2. The seriousness of athletes for earthly prizes should spur us to greater zeal for our heavenly ones: Rain or shine, hot or cold, I see them, sometimes stumbling along the roadside in the early morning. Bundled against the winter chill or glistening with sweat, their dogged example shouts at me as I pass in the comfort of my car: “How serious are you, Jabe Nicholson, about the race you’re in, the race whose prize is to ‘win Christ’” (Php. 3:8)? Am I pressing—pushing myself—“for the prize of the high calling of God in Christ Jesus” (Php. 3:14)? Or is “take it easy” my repeated credo?

3. Since nothing is uncertain about my purpose, nothing should be uncertain about my performance: If the commission is clear—the gospel to the whole world in our lifetime (it’s axiomatic that only our generation can reach our generation)—how are we doing? How much closer to the goal are we than we were last week? Last year? Babies keep coming. People keep dying. Has this become some rerun farce with the conveyer belt at full speed? The hapless workers frantically watch the pies land in a heap because they have decided they cannot save them all? Christian, it is not our role to save them all. Jesus saves! But it is our role to be a witness to as many as we can.
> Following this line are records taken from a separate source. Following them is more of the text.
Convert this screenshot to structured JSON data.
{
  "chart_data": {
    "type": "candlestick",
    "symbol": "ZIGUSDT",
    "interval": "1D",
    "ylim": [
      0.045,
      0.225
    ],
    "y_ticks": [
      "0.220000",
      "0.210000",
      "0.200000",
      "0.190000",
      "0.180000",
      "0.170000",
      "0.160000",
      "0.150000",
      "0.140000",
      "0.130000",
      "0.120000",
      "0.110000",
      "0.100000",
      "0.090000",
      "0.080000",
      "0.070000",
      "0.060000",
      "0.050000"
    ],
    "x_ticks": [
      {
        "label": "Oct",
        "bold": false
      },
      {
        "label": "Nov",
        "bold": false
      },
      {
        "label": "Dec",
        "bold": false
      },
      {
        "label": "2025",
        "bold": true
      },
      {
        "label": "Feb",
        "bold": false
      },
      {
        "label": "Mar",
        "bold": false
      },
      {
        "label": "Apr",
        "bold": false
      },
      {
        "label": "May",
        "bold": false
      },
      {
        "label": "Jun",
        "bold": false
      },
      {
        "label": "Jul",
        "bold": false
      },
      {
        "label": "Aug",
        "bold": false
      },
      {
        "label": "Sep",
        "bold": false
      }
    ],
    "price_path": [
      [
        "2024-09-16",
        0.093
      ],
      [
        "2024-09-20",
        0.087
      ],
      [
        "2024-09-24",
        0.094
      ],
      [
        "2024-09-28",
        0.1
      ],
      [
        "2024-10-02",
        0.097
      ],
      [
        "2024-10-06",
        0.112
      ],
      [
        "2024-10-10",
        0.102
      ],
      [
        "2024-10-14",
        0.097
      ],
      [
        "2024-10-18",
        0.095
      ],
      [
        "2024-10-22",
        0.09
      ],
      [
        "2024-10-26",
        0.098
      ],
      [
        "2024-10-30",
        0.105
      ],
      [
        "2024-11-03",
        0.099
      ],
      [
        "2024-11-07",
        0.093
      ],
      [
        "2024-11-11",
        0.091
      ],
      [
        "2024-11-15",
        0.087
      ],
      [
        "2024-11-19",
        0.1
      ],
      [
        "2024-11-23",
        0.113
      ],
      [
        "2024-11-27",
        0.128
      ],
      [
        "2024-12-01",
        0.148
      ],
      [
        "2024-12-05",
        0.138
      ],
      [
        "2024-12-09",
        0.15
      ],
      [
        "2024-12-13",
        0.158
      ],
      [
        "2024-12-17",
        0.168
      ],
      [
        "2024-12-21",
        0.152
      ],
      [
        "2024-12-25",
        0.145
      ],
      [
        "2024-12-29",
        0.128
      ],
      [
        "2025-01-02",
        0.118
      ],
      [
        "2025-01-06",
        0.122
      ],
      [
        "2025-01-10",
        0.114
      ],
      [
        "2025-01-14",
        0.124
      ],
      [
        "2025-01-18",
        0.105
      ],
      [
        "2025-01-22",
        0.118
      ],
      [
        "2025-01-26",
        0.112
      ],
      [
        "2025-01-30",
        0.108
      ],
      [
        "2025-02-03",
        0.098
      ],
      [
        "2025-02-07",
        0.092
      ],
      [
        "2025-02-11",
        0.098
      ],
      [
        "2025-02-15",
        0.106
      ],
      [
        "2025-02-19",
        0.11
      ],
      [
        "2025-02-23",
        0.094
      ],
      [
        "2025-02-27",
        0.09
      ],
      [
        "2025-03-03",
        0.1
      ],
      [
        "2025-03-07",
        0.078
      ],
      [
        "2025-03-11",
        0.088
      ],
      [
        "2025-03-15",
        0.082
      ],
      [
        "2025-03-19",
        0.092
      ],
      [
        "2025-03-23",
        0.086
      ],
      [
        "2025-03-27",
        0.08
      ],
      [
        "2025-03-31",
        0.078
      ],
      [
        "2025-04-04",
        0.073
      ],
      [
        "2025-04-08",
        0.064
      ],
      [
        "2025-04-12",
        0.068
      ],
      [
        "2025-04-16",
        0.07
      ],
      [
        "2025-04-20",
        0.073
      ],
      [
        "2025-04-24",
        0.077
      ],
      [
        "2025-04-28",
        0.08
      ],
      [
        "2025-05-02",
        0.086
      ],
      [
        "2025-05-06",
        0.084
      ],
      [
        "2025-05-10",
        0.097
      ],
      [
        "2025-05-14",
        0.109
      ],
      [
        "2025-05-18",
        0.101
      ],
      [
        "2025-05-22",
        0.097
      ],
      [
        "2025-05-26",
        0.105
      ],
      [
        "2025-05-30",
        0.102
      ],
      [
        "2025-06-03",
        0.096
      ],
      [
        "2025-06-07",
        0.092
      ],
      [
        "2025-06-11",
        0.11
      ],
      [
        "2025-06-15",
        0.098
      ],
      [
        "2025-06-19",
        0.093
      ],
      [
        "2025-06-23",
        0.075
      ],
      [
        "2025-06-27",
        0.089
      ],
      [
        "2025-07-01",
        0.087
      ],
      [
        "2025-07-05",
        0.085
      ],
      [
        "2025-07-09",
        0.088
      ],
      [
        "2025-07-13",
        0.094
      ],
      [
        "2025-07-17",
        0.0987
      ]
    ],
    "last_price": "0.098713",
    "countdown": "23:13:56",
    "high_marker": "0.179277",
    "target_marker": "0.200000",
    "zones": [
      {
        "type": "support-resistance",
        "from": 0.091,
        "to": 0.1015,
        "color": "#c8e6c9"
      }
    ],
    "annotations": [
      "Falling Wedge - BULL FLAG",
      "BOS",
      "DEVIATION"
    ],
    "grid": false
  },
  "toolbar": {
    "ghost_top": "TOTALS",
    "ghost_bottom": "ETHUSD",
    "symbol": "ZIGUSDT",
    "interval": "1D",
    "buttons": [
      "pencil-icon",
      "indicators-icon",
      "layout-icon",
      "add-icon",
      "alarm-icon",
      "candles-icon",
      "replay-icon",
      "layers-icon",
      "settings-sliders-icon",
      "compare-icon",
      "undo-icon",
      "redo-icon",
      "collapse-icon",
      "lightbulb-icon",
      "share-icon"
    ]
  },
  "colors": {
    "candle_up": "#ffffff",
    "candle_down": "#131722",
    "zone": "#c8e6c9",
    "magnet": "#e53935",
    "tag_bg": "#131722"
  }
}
4. Shadow boxing will not do in a real battle with a real enemy, and we must make every blow count: No damage will be done as long as we sit in social circles among our Christian friends and talk of conditions outside. We must engage the enemy in every way, making every penny, every moment, every ounce of energy count. Let it not be said of us what Muhammad Ali once said of fellow boxer George Foreman: “I’ve seen him shadow-boxing—and the shadow won!”